Mulligan's Hollow plan approved
Jul 21, 2015 at 11:10 AM
Based on the plan approved Monday night, some of the short- and long-term visions include realigning Y Drive as it approaches the Tri-Cities Family YMCA, moving basketball courts closer to the Skate Park, and re-striping the tennis facility to allow for six pickleball and two tennis courts. In the future, the plan includes a proposal that the softball diamond be moved to allow for additional parking.
Mayor Roger Bergman said not only would the movement of the facility offer more room for parking, it would also provided an opportunity for a new softball facility.
“A softball complex with lights and seating for spectators could be a good thing to come out of this,” he said.

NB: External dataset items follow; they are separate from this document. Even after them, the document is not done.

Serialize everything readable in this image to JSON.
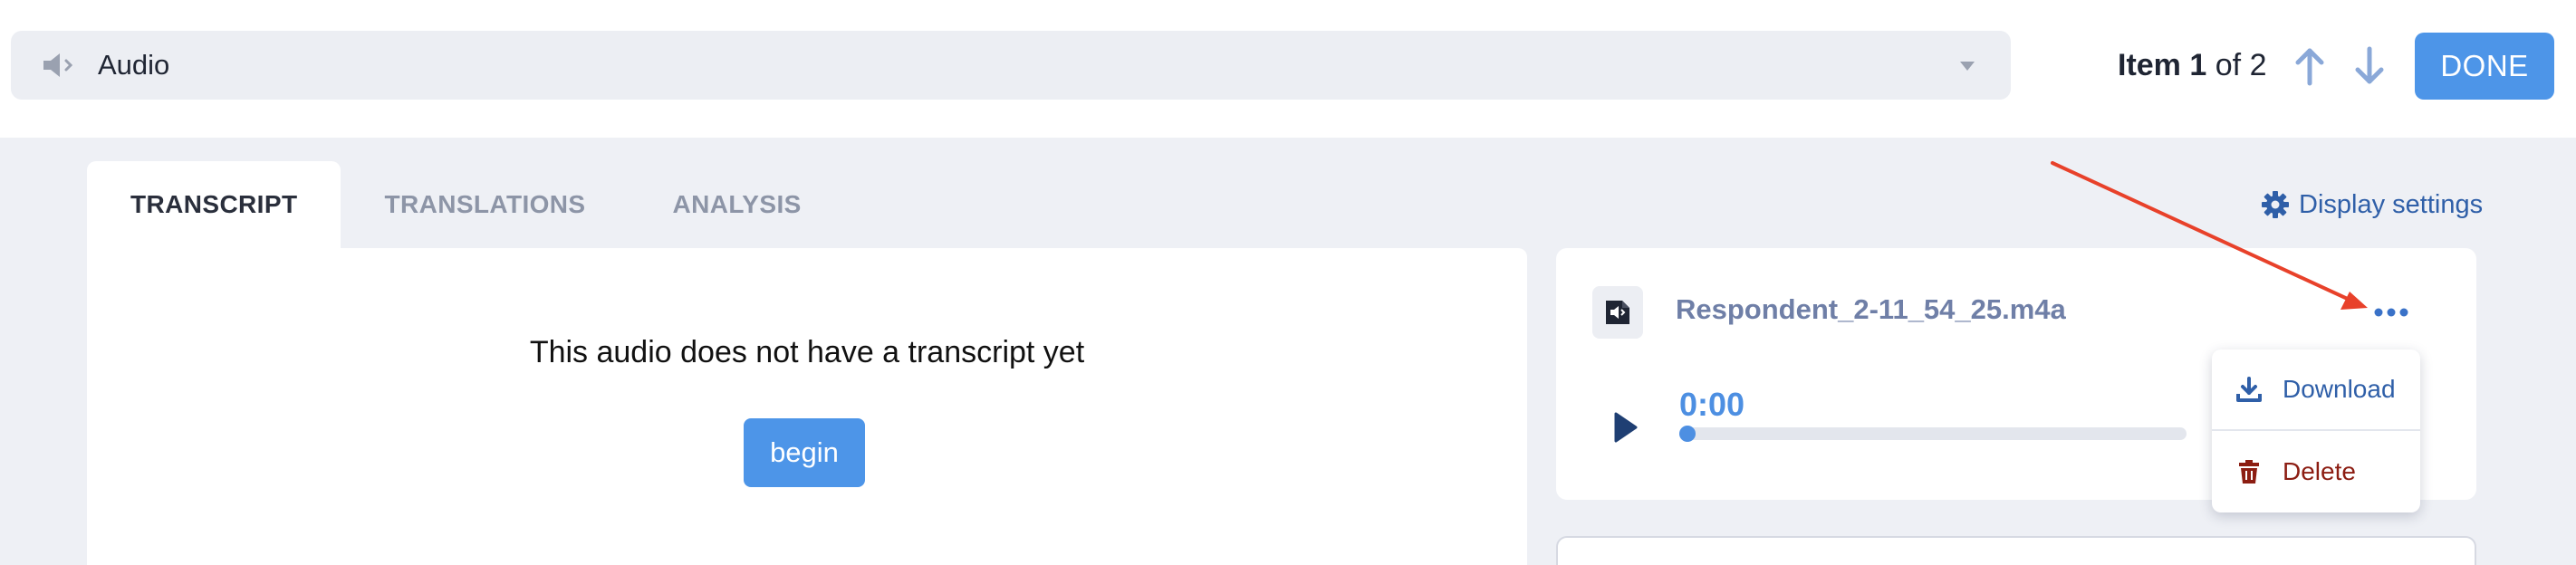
{
  "header": {
    "question_select": {
      "label": "Audio",
      "icon": "speaker-icon"
    },
    "item_counter": {
      "prefix": "Item",
      "current": "1",
      "of_label": "of",
      "total": "2"
    },
    "done_label": "DONE"
  },
  "tabs": [
    {
      "label": "TRANSCRIPT",
      "active": true
    },
    {
      "label": "TRANSLATIONS",
      "active": false
    },
    {
      "label": "ANALYSIS",
      "active": false
    }
  ],
  "display_settings_label": "Display settings",
  "transcript": {
    "empty_message": "This audio does not have a transcript yet",
    "begin_label": "begin"
  },
  "audio_card": {
    "file_name": "Respondent_2-11_54_25.m4a",
    "current_time": "0:00",
    "progress": 0
  },
  "file_menu": {
    "download_label": "Download",
    "delete_label": "Delete"
  },
  "colors": {
    "accent": "#4d95e8",
    "link": "#2f5fa8",
    "danger": "#8c1d12",
    "annotation": "#e8412a"
  }
}
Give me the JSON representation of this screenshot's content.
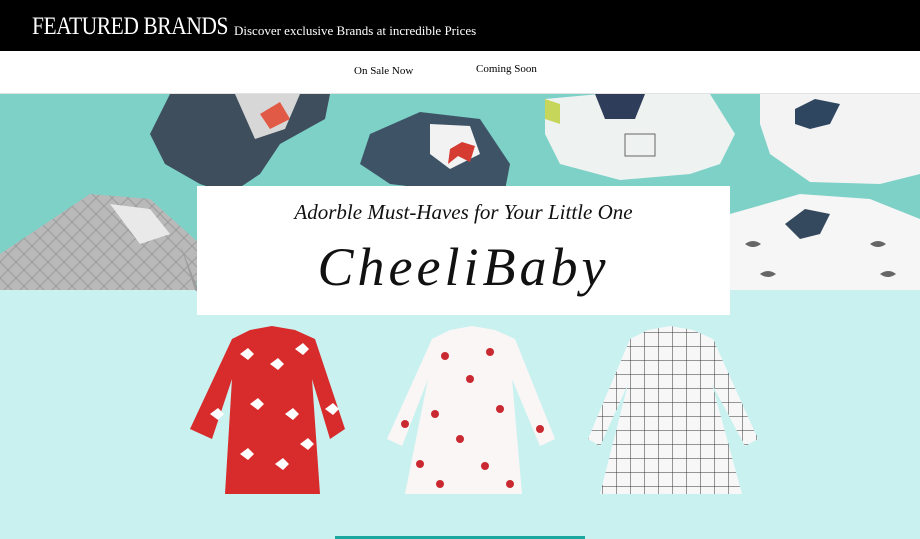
{
  "header": {
    "title": "FEATURED BRANDS",
    "tagline": "Discover exclusive Brands at incredible Prices"
  },
  "tabs": [
    {
      "label": "On Sale Now"
    },
    {
      "label": "Coming Soon"
    }
  ],
  "banner": {
    "subtitle": "Adorble Must-Haves for Your Little One",
    "brand": "CheeliBaby",
    "colors": {
      "top_background": "#7dd1c7",
      "bottom_background": "#c9f1f0"
    },
    "products": [
      {
        "icon": "red-leaf-print-dress-image"
      },
      {
        "icon": "cherry-print-dress-image"
      },
      {
        "icon": "grid-check-dress-image"
      }
    ]
  }
}
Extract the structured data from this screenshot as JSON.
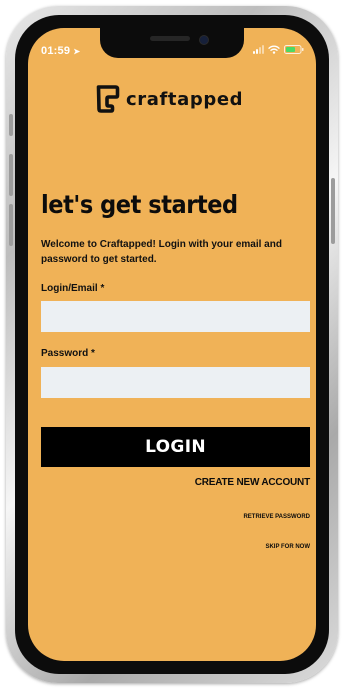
{
  "status_bar": {
    "time": "01:59",
    "location_glyph": "➤",
    "icons": [
      "signal-icon",
      "wifi-icon",
      "battery-icon"
    ]
  },
  "brand": {
    "name": "craftapped",
    "logo_icon": "craftapped-logo-icon"
  },
  "headline": "let's get started",
  "intro_text": "Welcome to Craftapped! Login with your email and password to get started.",
  "form": {
    "login_label": "Login/Email *",
    "login_value": "",
    "password_label": "Password *",
    "password_value": ""
  },
  "buttons": {
    "login": "LOGIN"
  },
  "links": {
    "create_account": "CREATE NEW ACCOUNT",
    "retrieve_password": "RETRIEVE PASSWORD",
    "skip": "SKIP FOR NOW"
  },
  "colors": {
    "background": "#f0b257",
    "text": "#111111",
    "button": "#000000",
    "button_text": "#ffffff",
    "input": "#ecf0f3",
    "battery": "#4cd964"
  }
}
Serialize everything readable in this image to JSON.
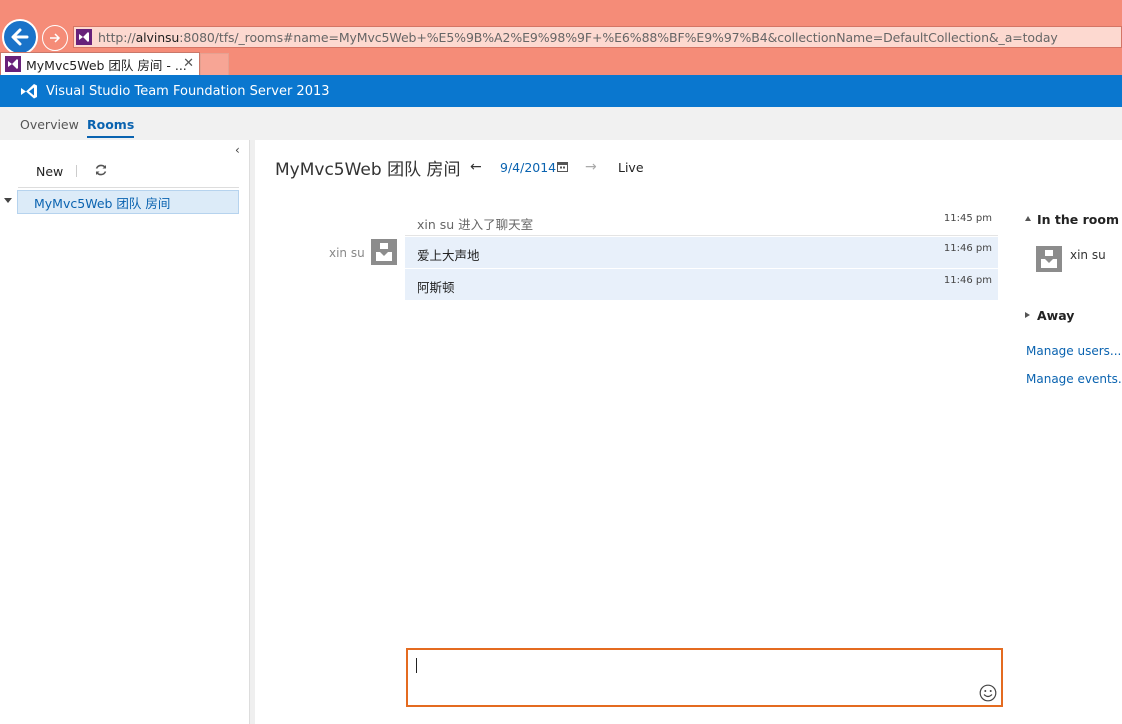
{
  "browser": {
    "url_prefix": "http://",
    "url_host": "alvinsu",
    "url_rest": ":8080/tfs/_rooms#name=MyMvc5Web+%E5%9B%A2%E9%98%9F+%E6%88%BF%E9%97%B4&collectionName=DefaultCollection&_a=today",
    "tab_title": "MyMvc5Web 团队 房间 - ...",
    "tab_close": "✕"
  },
  "header": {
    "brand": "Visual Studio Team Foundation Server 2013"
  },
  "nav": {
    "tabs": [
      {
        "label": "Overview"
      },
      {
        "label": "Rooms"
      }
    ]
  },
  "left": {
    "collapse": "‹",
    "new_label": "New",
    "rooms": [
      {
        "label": "MyMvc5Web 团队 房间"
      }
    ]
  },
  "room": {
    "title": "MyMvc5Web 团队 房间",
    "prev": "←",
    "date": "9/4/2014",
    "next": "→",
    "live": "Live"
  },
  "messages": {
    "system": {
      "text": "xin su 进入了聊天室",
      "time": "11:45 pm"
    },
    "sender": "xin su",
    "items": [
      {
        "text": "爱上大声地",
        "time": "11:46 pm"
      },
      {
        "text": "阿斯顿",
        "time": "11:46 pm"
      }
    ]
  },
  "sidebar": {
    "in_room": "In the room",
    "members": [
      {
        "name": "xin su"
      }
    ],
    "away": "Away",
    "manage_users": "Manage users...",
    "manage_events": "Manage events..."
  },
  "colors": {
    "chrome": "#f58c78",
    "brand_blue": "#0a77cf",
    "link": "#0a63b0",
    "composer_border": "#e46b20",
    "message_bg": "#e8f0fa"
  }
}
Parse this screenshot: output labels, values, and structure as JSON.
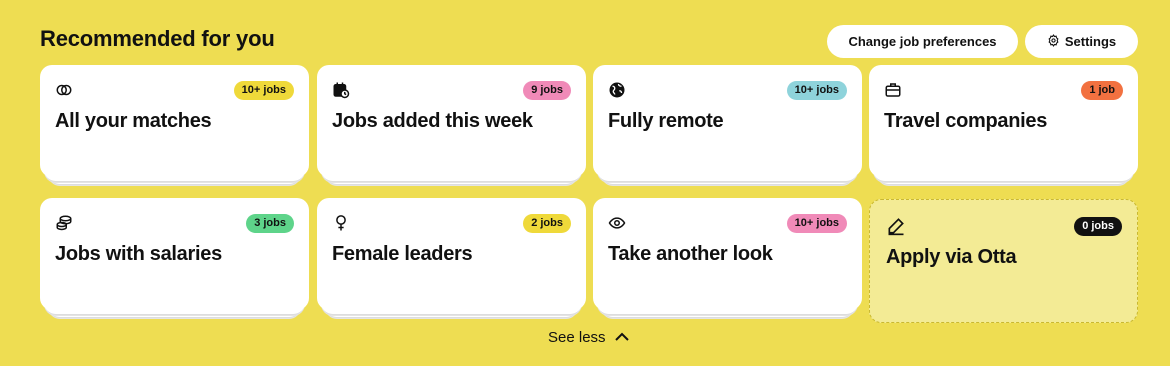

City officials stressed that the movement of the softball diamond was a long-term vision of the master plan, and it wouldn’t be moved until a replacement was identified.
“I wouldn’t want that to go unless there’s somewhere else to put a softball field,” Councilman Bob Monetza said.
City officials wanted to have the master plan approved in time for the next phase of the Northwest Ottawa Water System expansion project, scheduled for the spring. The project will impact the park — and officials said, by having the plan in place, it will allow the park to be put together how they want it.
Members of the local YMCA attending Monday night’s council meeting said that the lack of parking in the Mulligan’s Hollow area was hurting the center, and that including options to move the softball facility were important.
Tri-Cities Family YMCA Executive Director Dean Buntley said more than 600 people use the YMCA on a daily basis — and, to keep competitive with locations in Spring Lake and other communities, it was important to offer more parking solutions.
“The availability of parking is restricting the growth of new members,” YMCA member Robert Mersereau added.
While City Council approved the master plan, Councilman Mike Fritz said he has concerns about showing the ball diamond being removed in the future.
“Without green space, you won’t have places for activity out there,” he said.
Fritz also said more should be done to promote the use of mass transit options, such as Harbor Transit, in order to get people to and from Mulligan’s Hollow — instead of having them drive there.